EYE EXAM (CMEE)
For those over the age of 35, it is recommended you have a Comprehensive Medical Eye Exam every two years. For patients over 65 (or those with a family history of diabetes, glaucoma or other diseases that affect vision) it is recommended you have a CMEE on a yearly bases.
A Comprehensive Medical Eye Exam not only evaluates your visual acuity, but will also help to identify other potential issues and eye diseases. This is very important as certain diseases like Glaucoma can lead to serious vision loss if not detected early. And, unfortunately, many times patients don’t experience any vision symptoms before the vision loss occurs.
What to Expect
An assistant or technician will document your medical history, family history, and any current symptoms. Next, they will normally perform a number of tests to check your visual acuity, eye muscle function, eye pressure, dryness, along with a few other things.
Additional tests may be done based on your general history of eye health, or if you have any current symptoms, existing eye conditions, or other risks. This portion of the test will normally take 20-30 minutes, but could take up to 45 minutes or longer in certain cases.
Visual Acuity or Refraction Test: This determines the degree to which you may have any nearsightedness, farsightedness or astigmatism.
Muscle Function Test: This checks the movement of your eyes in each direction at specified angles, and will identify any involuntary eye movement or muscle weakness.
Binocular Vision Skills Assessment: This tests your eyes ability to work together properly as a team. This is important for proper eye muscle coordination, accurate depth perception, and your ability to change focus from far-to-near and near-to-far objects.
Visual Field Test: This measures your peripheral vision and detects certain eye diseases or neurological disorders.
Eye Pressure Test: There are a number of tests to evaluate your intra-ocular pressure as high intra-ocular pressure could be a sign of glaucoma.
Color Vision Screening: This tests for proper perception of colors.
Ophthalmoscope Eye Health Assessment: This evaluates your retina, cornea, optic nerve, lens and pupil responses.
Your will most likely have your eyes dilated in order to better see the retina at the back of your eye. Once you have had the drops, it normally takes about 15 minutes for them to take effect. You should also consider making transportation arrangements, as your vision will be blurry for a few hours following the dilation.

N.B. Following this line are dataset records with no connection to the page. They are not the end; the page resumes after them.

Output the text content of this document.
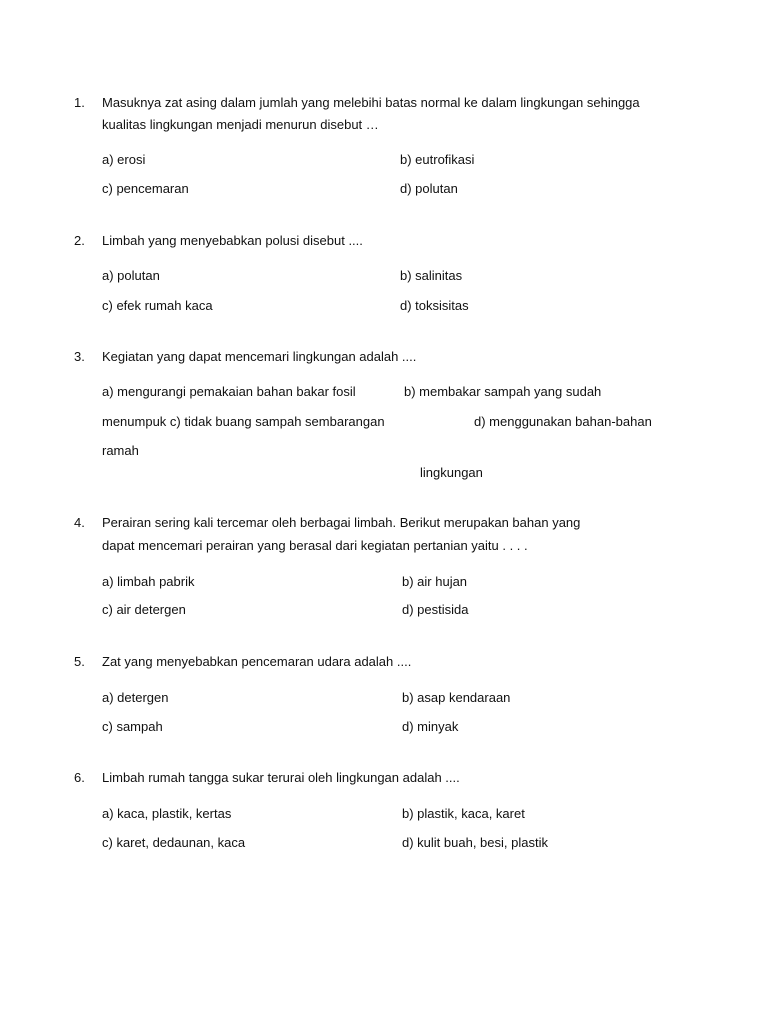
1. Masuknya zat asing dalam jumlah yang melebihi batas normal ke dalam lingkungan sehingga
kualitas lingkungan menjadi menurun disebut …
a) erosi	b) eutrofikasi
c) pencemaran	d) polutan
2. Limbah yang menyebabkan polusi disebut ....
a) polutan	b) salinitas
c) efek rumah kaca	d) toksisitas
3. Kegiatan yang dapat mencemari lingkungan adalah ....
a) mengurangi pemakaian bahan bakar fosil	b) membakar sampah yang sudah
menumpuk c) tidak buang sampah sembarangan	d) menggunakan bahan-bahan
ramah
lingkungan
4. Perairan sering kali tercemar oleh berbagai limbah. Berikut merupakan bahan yang
dapat mencemari perairan yang berasal dari kegiatan pertanian yaitu . . . .
a) limbah pabrik	b) air hujan
c) air detergen	d) pestisida
5. Zat yang menyebabkan pencemaran udara adalah ....
a) detergen	b) asap kendaraan
c) sampah	d) minyak
6. Limbah rumah tangga sukar terurai oleh lingkungan adalah ....
a) kaca, plastik, kertas	b) plastik, kaca, karet
c) karet, dedaunan, kaca	d) kulit buah, besi, plastik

You will then be seen by the doctor for the final part of your exam. The doctor will review all data collected up to this point before double-checking your prescription. They will then use the slit lamp to analyze the surface of the eye, the lens, and the retina. This part of the exam is to check for things like cataracts, retinal problems, and other risky conditions.
At the conclusion of your examination you will be presented with the results, You will also be provided any necessary treatment options so you are armed you with relevant knowledge and an up-to-date understanding of your eye health.